There is an ongoing national conversation about how to cultivate inclusive attitudes and behaviors that embrace and celebrate all types of difference, and that challenge cultural stereotypes. The yoga community in the United States is an important part of this conversation.

The word “yoga” means to connect or to join with. Yoga really is for everybody, not just for those who look a certain way, think a certain way, and act a certain way. We can easily forget this and be lulled into thinking of union as sameness, ignoring the reality and the value of difference.

Some of us have been taught to ignore difference, learning that it doesn’t really matter and shouldn’t exist in our minds. But that’s delusional. Any observant human being knows that difference does exist and it does matter.

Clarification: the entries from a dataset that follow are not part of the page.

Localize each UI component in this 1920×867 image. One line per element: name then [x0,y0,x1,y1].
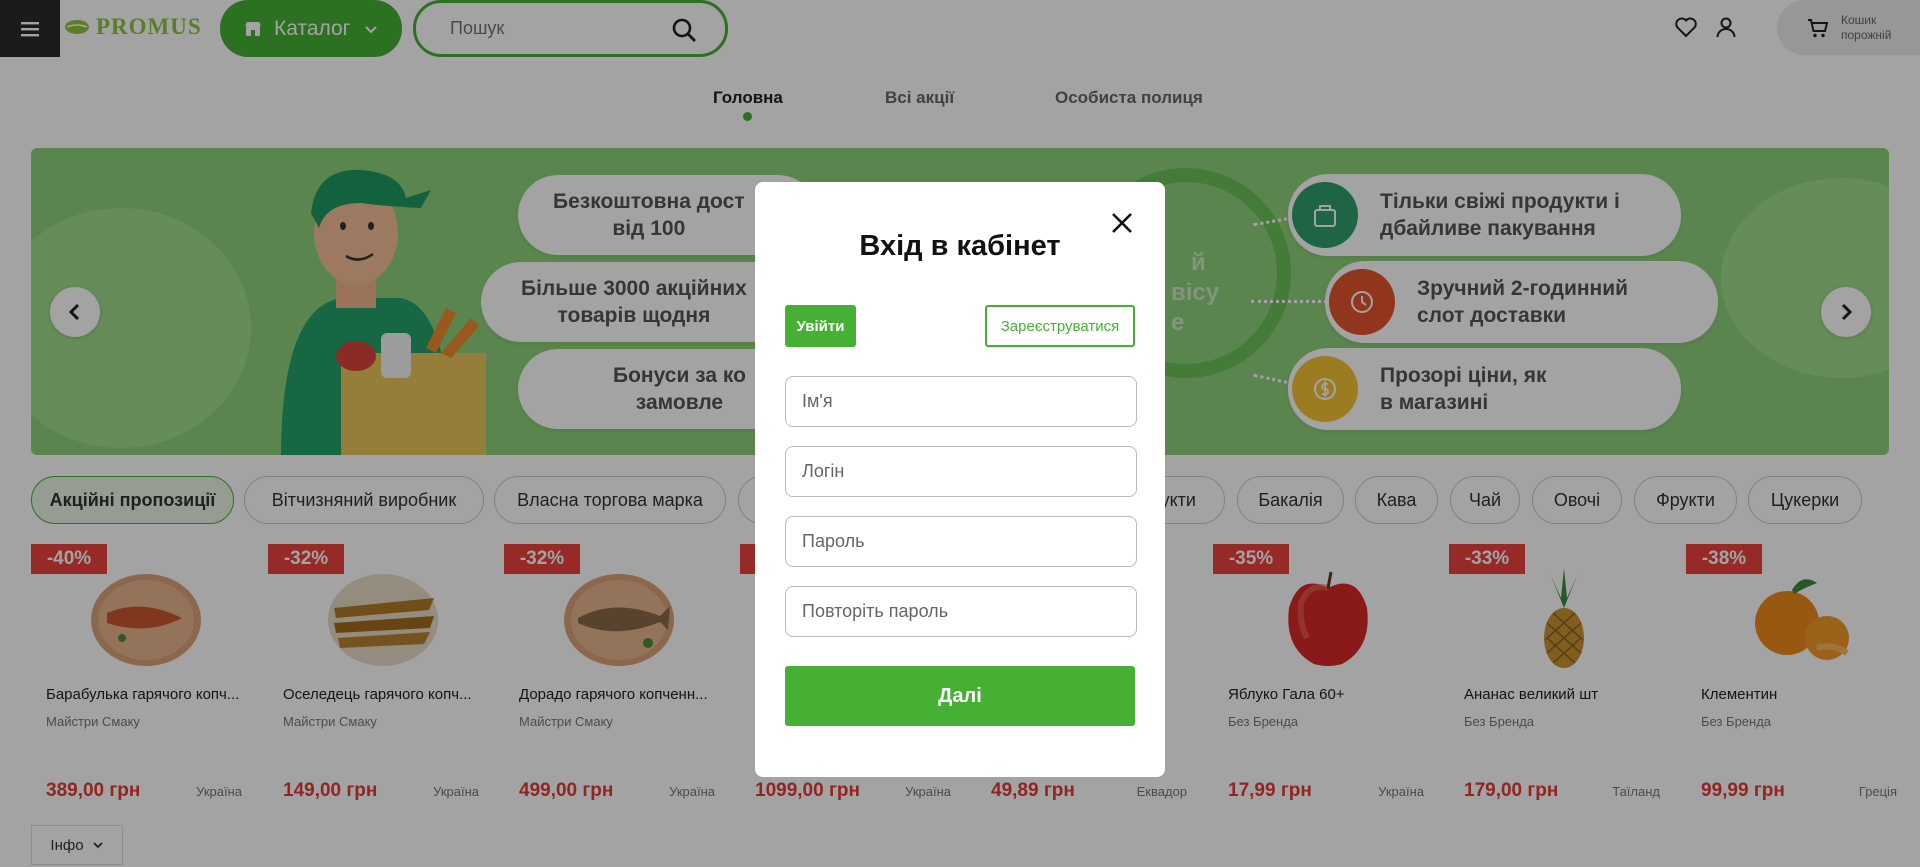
repeat-password-field[interactable] [785,586,1137,637]
login-field[interactable] [785,446,1137,497]
modal-title: Вхід в кабінет [859,230,1061,262]
login-modal: Вхід в кабінет Увійти Зареєструватися Да… [755,182,1165,777]
next-button[interactable]: Далі [785,666,1135,726]
name-field[interactable] [785,376,1137,427]
password-field[interactable] [785,516,1137,567]
login-tab-button[interactable]: Увійти [785,305,856,347]
register-tab-button[interactable]: Зареєструватися [985,305,1135,347]
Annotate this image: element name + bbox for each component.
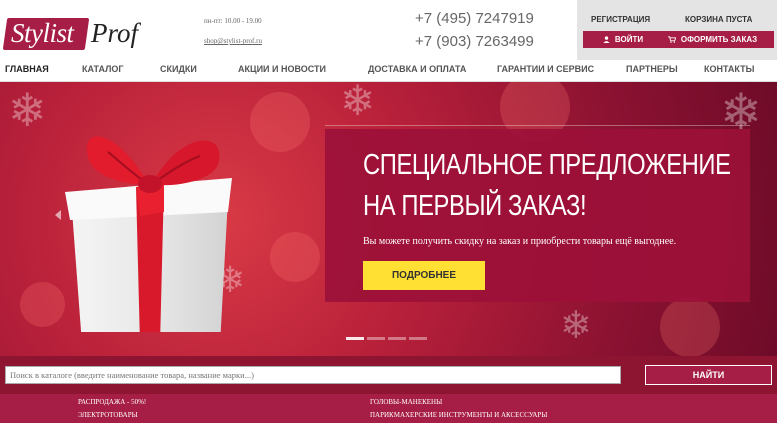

Ignoring differences might give you a feeling of comfort or security, but it creates disconnection between people and makes intimacy impossible. It also sets you up to be highjacked by unconscious attitudes.

Our attitudes around difference may not always be conscious, but through the practice of compassionate Self–Study we can become conscious of them.

If we choose to live a conscious life, we can benefit from checking our attitudes. With awareness we can rid ourselves of unconscious prejudices and shape our consciousness to be open to, embrace, and celebrate a culture that is becoming more varied and expansive every moment. If you’re curious and want to learn more about your deep seated attitudes regarding a variety of differences including race, gender, ethnicity, weight, skin tone, religion, sexuality and more, go to www.implicit.harvard.edu and take the test that reveals your unconscious attitudes about difference. It’s a real eye opener and remember: 20/20 insight is a precursor to change.